BFMTV

Nîmes: une ado fait croire à une attaque armée dans un TGV

La jeune fille se trouvait à bord d'un Paris-Montpellier (photo d'illustration)

La jeune fille se trouvait à bord d'un Paris-Montpellier (photo d'illustration) - Bertrand Guay - AFP

Une adolescente de 15 ans a fait croire à sa mère que des hommes armés se trouvaient à bord de son train. Avertie, la police a envoyé plusieurs équipes en gare de Nîmes, avant de découvrir qu'il ne s'agissait que d'un canular.

C'est une très mauvaise blague qui a conduit mardi la police à investir les quais de la gare de Nîmes, quatre jours après l'attaque du Thalys qui a fait trois blessés. Selon nos informations, tout commence en début d'après-midi, vers 13h45, lorsque la police reçoit un appel d'une mère de famille affolée. 

Elle explique avoir reçu un texto de sa fille de 15 ans, Louna, qui voyage seule en train, et qui lui indique que deux hommes armés se trouvent à bord. Or, depuis ce message, la mère n'arrive plus à communiquer avec sa fille: elle tombe directement sur son répondeur. Le TGV relie alors Paris à Montpellier, et le prochain arrêt est prévu en gare de Nîmes, à 14h05.

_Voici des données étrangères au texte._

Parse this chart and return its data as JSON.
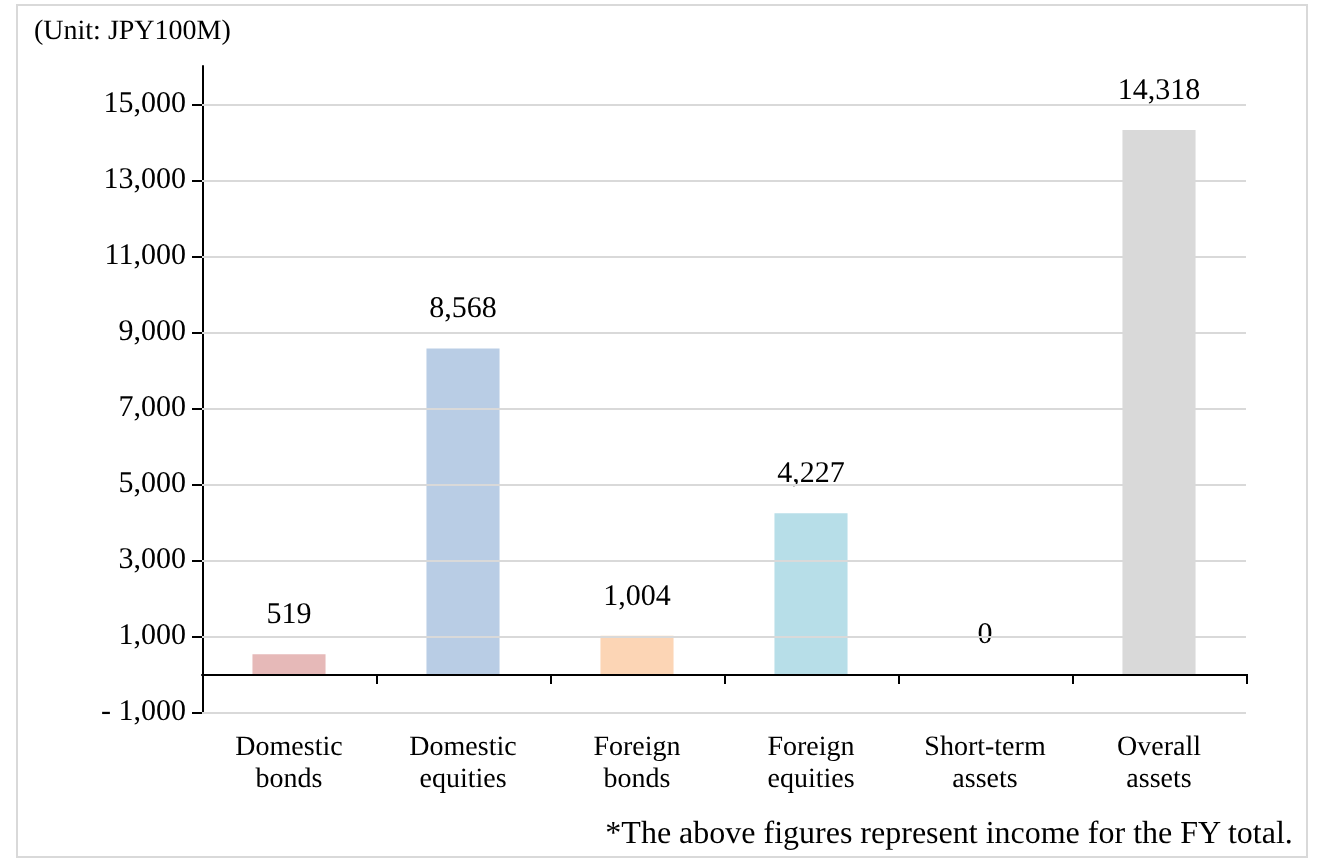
{
  "chart_data": {
    "type": "bar",
    "ylabel": "(Unit: JPY100M)",
    "categories": [
      "Domestic\nbonds",
      "Domestic\nequities",
      "Foreign\nbonds",
      "Foreign\nequities",
      "Short-term\nassets",
      "Overall\nassets"
    ],
    "values": [
      519,
      8568,
      1004,
      4227,
      0,
      14318
    ],
    "colors": [
      "#e6b9b8",
      "#b9cde5",
      "#fcd5b5",
      "#b7dee8",
      "#c0c0c0",
      "#d9d9d9"
    ],
    "ylim": [
      -1000,
      16000
    ],
    "yticks": [
      {
        "value": -1000,
        "label": "- 1,000"
      },
      {
        "value": 1000,
        "label": "1,000"
      },
      {
        "value": 3000,
        "label": "3,000"
      },
      {
        "value": 5000,
        "label": "5,000"
      },
      {
        "value": 7000,
        "label": "7,000"
      },
      {
        "value": 9000,
        "label": "9,000"
      },
      {
        "value": 11000,
        "label": "11,000"
      },
      {
        "value": 13000,
        "label": "13,000"
      },
      {
        "value": 15000,
        "label": "15,000"
      }
    ],
    "grid": "y",
    "value_labels": [
      "519",
      "8,568",
      "1,004",
      "4,227",
      "0",
      "14,318"
    ],
    "annotations": [
      "*The above figures represent income for the FY total."
    ]
  }
}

Des équipes de police dépêchées sur place

La police, qui prend ce message très au sérieux, tente de joindre les contrôleurs à bord, mais à ce moment-là, personne ne répond, explique une source policière. Plusieurs équipes sont alors envoyées en urgence à la gare de Nîmes pour intervenir. Sur place, l'un d'eux prévient les agents SNCF pour qu'ils fassent évacuer le quai: le train va être fouillé dès son arrivée. 

Mais quelques instants plus tard, les contrôleurs à bord décrochent enfin leur téléphone. Etonnés, ils expliquent qu'aucun problème ne leur a été signalé. Au même moment, la mère de Louna rappelle la police et explique que sa fille lui a envoyé un autre texto, pour lui dire qu'il ne s'agissait... que d'une blague.

L'histoire ne s'arrête pas là. La jeune adolescente, interceptée à son arrivée, a été entendue pour dénonciation mensongère. Devant les enquêteurs de la sûreté départementale, Louna explique n'avoir plus eu de réseau après son premier texto pour révéler la blague à sa mère, puis s'être assoupie tranquillement, sans imaginer un seul instant la panique générée à l'extérieur. Devant ses excuses et son jeune âge, le parquet a classé l'affaire sans suite.